Questa capacità apre nuovi casi d'uso che prima erano fuori portata dell'automazione. Allo stesso tempo, introduce nuove sfide: i modelli linguistici allucinano, ovvero producono output plausibili ma errati, e in un contesto documentale questo può significare dati errati che entrano nei sistemi a valle senza che nessuno se ne accorga. Per questo Gartner, nel Magic Quadrant IDP 2025, elenca tra le capacità critiche da valutare non solo l'estrazione e l'orchestrazione, ma anche la data review, il ModelOps e il secure handling: la capacità di gestire il ciclo di vita dei modelli, di correggere gli errori e di garantire che i dati sensibili siano trattati in modo conforme.

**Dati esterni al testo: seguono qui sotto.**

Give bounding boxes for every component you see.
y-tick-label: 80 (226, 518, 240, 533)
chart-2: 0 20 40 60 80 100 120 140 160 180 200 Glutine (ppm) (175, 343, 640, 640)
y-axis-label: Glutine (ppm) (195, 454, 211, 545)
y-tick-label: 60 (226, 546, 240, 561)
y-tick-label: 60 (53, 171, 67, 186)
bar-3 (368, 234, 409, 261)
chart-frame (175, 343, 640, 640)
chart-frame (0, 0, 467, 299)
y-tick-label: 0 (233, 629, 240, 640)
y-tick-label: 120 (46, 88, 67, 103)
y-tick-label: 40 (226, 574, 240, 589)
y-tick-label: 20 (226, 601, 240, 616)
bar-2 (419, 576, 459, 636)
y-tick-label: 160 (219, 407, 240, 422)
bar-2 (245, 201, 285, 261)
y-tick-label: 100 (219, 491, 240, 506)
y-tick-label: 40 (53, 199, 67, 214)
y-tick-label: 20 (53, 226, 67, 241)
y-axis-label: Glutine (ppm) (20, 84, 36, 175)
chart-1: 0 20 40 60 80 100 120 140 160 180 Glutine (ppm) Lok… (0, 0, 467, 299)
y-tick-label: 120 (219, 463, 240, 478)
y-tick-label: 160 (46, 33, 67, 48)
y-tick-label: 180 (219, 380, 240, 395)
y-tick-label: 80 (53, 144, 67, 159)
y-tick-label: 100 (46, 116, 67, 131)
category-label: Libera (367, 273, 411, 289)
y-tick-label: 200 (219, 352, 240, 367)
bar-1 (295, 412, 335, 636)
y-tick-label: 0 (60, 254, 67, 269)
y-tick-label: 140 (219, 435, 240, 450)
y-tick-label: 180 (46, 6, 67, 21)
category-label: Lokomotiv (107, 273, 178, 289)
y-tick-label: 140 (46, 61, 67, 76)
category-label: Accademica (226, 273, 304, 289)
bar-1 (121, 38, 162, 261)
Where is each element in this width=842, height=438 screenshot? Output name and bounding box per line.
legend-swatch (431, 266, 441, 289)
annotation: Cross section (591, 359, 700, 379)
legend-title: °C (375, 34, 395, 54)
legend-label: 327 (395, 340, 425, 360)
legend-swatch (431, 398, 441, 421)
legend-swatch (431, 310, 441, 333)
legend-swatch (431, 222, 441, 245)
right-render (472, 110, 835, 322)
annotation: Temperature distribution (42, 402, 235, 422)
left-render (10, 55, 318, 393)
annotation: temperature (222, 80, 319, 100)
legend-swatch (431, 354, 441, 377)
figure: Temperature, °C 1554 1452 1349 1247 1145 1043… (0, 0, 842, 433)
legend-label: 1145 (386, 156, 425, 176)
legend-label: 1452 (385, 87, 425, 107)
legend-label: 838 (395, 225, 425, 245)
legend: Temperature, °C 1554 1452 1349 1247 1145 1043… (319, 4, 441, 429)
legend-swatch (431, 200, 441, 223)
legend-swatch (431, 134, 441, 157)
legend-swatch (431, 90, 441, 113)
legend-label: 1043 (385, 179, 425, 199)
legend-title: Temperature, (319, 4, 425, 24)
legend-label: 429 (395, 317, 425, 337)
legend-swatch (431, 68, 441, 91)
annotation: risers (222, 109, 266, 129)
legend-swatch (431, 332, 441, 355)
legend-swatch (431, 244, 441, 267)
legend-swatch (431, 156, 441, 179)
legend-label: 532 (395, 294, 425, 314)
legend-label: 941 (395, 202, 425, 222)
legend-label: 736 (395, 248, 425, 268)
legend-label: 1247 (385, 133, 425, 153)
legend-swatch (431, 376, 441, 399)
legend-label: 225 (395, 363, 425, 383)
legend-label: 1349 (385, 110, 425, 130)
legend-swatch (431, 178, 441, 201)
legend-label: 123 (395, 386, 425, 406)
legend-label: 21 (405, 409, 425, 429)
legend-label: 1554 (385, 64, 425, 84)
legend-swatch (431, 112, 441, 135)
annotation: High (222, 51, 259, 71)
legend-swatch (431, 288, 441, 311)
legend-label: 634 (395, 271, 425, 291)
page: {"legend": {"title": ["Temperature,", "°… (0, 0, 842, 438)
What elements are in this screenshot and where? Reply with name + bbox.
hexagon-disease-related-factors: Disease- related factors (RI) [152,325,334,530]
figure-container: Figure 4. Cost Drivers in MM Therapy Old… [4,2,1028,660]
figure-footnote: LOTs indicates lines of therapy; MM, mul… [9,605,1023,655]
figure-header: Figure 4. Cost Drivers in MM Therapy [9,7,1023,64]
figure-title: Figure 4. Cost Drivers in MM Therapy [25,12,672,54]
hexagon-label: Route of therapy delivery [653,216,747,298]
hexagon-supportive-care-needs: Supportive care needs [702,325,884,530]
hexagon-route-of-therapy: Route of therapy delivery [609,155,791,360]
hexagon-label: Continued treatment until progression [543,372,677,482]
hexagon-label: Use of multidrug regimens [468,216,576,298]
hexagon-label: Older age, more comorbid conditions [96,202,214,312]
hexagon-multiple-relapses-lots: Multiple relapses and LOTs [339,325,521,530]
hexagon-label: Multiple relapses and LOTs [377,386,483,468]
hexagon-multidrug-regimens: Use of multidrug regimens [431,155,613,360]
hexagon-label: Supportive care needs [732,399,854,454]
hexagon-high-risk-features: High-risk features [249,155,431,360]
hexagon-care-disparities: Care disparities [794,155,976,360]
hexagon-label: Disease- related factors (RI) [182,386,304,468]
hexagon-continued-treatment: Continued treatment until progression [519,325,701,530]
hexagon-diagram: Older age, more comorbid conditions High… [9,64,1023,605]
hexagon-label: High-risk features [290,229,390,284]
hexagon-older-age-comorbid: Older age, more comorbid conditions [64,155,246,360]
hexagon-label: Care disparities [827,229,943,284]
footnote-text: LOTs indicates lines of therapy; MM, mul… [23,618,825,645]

Dall'IDP all'automazione agentiva

Il passo successivo che molti fornitori stanno percorrendo è l'integrazione dell'IDP in architetture agentive: non più un sistema che estrae dati e li consegna a un workflow separato, ma un agente che legge un documento, comprende cosa deve fare, esegue le azioni necessarie nei sistemi collegati e gestisce le eccezioni autonomamente. Questo è esattamente il tipo di integrazione che richiede sia capacità IDP avanzate sia una struttura di governance chiara su dove l'automazione si ferma e dove inizia il controllo umano.

Le aziende che trattano la gestione documentale come un problema di archiviazione restano bloccate al primo livello: documenti digitalizzati, ma processi ancora manuali. Il valore si sblocca quando l'IDP diventa il layer di ingresso di un'automazione più ampia, e quando il contenuto dei documenti smette di essere patrimonio degli operatori che li leggono e diventa patrimonio dei sistemi che li elaborano.